Engineering for non-engineered systems

Funded by:Kyoto University
Period:2013 January – 2015 March
Principal Investigator:Kazuyoshi Nishijima
Summary:Many disasters worldwide do occur by failures of structures and infrastructure systems that are constructed without relying engineering knowledge or whose engineering knowledge is not available. This project aims at generating a body of engineering knowledge for this class of systems – we call it non-engineered systems. Thereby, efficient disaster mitigation solutions are proposed. Emphasis is given on balancing economic and safety and maintaining local societal and cultural characteristics of the systems.

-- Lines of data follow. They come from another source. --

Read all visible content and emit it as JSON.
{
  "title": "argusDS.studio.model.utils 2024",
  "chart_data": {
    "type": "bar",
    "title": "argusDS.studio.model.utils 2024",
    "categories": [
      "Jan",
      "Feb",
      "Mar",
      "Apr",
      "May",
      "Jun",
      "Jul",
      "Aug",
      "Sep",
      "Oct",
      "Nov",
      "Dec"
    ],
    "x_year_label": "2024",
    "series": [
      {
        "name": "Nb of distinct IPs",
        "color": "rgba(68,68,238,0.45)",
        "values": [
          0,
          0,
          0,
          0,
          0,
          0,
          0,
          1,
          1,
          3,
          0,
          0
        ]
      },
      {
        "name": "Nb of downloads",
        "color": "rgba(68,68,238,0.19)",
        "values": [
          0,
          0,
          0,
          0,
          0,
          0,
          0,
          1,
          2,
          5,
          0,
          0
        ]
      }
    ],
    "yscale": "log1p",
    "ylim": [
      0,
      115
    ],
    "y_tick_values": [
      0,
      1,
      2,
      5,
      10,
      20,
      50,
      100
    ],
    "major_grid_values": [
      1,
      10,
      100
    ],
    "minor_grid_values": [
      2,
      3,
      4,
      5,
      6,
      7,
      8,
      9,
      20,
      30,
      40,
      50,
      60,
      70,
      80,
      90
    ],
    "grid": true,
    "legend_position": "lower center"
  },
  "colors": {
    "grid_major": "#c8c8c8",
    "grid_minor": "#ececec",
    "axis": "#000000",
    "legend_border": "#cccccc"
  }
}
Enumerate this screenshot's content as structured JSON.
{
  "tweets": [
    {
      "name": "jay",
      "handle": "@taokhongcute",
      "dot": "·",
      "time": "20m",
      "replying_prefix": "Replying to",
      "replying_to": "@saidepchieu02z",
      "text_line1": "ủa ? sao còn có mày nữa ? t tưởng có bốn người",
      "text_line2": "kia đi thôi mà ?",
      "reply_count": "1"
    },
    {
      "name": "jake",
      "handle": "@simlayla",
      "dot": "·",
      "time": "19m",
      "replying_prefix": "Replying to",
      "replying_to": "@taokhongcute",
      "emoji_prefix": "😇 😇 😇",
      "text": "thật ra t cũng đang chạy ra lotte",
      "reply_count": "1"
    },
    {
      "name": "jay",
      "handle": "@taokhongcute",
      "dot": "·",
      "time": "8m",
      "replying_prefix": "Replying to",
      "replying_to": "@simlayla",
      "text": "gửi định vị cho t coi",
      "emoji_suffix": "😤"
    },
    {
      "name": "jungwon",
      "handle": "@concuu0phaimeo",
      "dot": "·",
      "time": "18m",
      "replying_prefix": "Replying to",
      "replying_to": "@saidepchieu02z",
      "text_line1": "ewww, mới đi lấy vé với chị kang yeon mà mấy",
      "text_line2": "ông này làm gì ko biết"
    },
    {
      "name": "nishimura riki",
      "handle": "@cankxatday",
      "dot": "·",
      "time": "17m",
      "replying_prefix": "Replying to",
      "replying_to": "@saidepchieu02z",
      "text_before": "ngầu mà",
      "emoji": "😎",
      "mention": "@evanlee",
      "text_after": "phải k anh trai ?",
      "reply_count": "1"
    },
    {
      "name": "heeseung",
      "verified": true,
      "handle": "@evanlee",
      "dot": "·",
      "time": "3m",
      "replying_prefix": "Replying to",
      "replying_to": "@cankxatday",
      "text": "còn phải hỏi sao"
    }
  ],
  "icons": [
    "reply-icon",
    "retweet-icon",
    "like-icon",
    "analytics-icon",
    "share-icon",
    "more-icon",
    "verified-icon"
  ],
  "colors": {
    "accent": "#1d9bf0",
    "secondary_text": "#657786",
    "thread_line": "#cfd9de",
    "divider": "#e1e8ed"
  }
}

Investigation of wind damage processes by Yolanda, identification of effective damage reduction measures, and its facilitation to recovery work

Funded by:JST
Period:2014 April – 2015 March
Principal Investigator:Kazuyoshi Nishijima
Summary:The project first identifies physical processes that lead damages of residential and school buildings in the affected areas during the Typhoon Yolanda. Based on this it proposes measures for mitigating typhoon-induced wind disasters by future typhoons. The project is conducted in close collaboration with the Philippine counterpart, consisting of (1) joint field survey, (2) wind tunnel experiments, material tests and flying debris impact tests, (3) modeling and analysis of considered buildings, (4) reflection and implementation of the proposed measures. This unique Filipino-Japanese collaboration is benefited from a proposal of the measures that consider various local restrictions as well as architectural and climate characteristics.

LinkJST Press Release


Program for Risk Information on Climate Change (SOUSEI)
Theme D: Precise impact assessments on climate change

Funded by:MEXT
Project members:Kazuyoshi Nishijima, Takashi Maruyama
Summary:Under the research question “How will global warming change typhoons and eco-systems?”, the project tackles oncoming problems that affect all of us. Within the research program we work for impact assessment of the climate change on typhoon-induced wind risks of residential buildings in Japan.